Financial Conduct Authority Regulations
In April of this year, all PPI claims companies will be authorised and regulated by the FCA. The FCA wants to give customers more power in choosing a value-for-money service, and ensure fees from claims companies are displayed correctly and clearly. At the moment, all claims companies currently operating must register with the FCA to continue working.
As part of a crackdown on rogue and dishonest PPI claims companies, the government introduced an interim fee cap. All PPI claims companies must now charge 20% or less on successful claims. This means higher competition and fewer differences in price.
Customers will need to look at PPI claims company reviews now more than ever to compare companies. With the clock ticking, companies are working hard to generate as much custom as possible. Despite the fee cap, some companies are charging below the maximum amount.
It’s likely that PPI claims companies will still operate at a low level for a few months after the deadline, as some cases will still be with the bank for a resolution. Claims handled by the Financial Ombudsman Service (FOS) can take up to two years to be resolved, so claims companies will need to remain in contact with the FOS and customers to settle these claims.
Which Claims Will Companies Work on Next?
With many claims companies working hard until the deadline, it’s difficult to know which market they will turn to next. With knowledge about the claims process and using software to help handle the claims, it’s likely that many companies will remain in the claims management market.
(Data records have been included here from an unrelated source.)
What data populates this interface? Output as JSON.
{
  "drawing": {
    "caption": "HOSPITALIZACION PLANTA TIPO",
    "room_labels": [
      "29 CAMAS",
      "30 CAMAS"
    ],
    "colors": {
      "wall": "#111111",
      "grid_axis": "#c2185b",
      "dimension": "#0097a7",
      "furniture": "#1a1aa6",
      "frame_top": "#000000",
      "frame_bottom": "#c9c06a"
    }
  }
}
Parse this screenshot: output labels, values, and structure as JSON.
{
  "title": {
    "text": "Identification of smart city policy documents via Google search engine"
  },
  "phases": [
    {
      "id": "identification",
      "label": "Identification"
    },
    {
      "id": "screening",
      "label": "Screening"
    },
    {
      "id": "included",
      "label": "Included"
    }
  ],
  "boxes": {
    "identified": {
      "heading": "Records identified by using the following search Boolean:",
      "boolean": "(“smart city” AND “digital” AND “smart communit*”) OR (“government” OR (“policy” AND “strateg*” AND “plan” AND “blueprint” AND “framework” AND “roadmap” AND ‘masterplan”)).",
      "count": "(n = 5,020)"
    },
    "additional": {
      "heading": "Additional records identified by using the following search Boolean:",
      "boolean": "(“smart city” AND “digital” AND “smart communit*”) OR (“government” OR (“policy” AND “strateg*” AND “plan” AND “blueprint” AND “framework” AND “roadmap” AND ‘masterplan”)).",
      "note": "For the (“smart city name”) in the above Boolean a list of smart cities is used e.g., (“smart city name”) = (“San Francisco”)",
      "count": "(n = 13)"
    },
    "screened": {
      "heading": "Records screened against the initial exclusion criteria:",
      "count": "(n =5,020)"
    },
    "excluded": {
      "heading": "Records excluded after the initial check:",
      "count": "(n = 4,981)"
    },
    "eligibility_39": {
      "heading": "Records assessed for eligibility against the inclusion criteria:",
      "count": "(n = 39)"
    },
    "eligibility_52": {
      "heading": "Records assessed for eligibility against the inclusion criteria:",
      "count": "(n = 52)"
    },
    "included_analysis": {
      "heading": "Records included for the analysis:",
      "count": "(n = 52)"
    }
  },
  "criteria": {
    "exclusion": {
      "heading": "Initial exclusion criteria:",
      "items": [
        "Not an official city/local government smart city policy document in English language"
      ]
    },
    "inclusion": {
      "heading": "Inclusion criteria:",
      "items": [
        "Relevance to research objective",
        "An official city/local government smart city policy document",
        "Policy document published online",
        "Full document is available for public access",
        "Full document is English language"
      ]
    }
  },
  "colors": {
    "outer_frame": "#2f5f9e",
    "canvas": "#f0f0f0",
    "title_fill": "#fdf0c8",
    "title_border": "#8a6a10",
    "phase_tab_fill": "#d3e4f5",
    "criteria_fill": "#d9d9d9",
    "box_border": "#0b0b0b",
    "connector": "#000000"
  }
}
In recent years, there has been a surge in payday loan claims. This increase was one of the reasons for the recent collapse of Wonga. The payday lender reported a rise in complaints and refunds, causing financial struggles. This is likely to be an area that companies will focus on, as it’s also related to finance.
However, this is not the only area companies might enter into. Flight delays, mis-sold pensions and personal injury could also be large markets for PPI claims companies to join.
The Next PPI?
There are many theories about what could replace PPI. Is there something else that has been widely mis-sold, or is there a service that people are paying for unnecessarily? Experts in various fields have cited GDPR, Help to Buy schemes and mis-sold pensions as other areas where consumers might be entitled to a refund or compensation.
Although it’s unlikely that these schemes have been mis-sold on as large a scale as PPI, it could be an area that claims companies target to discover if people are owed compensation.
However, with stricter FCA regulations, these companies will need to be vigilant with fees and how they generate leads. Any companies wishing to use cold-calling methods must find their customers legally.
As PPI claims companies prepare for the deadline, consumers need to act soon. The clock is ticking until the end of PPI claims. What happens next is uncertain — for now.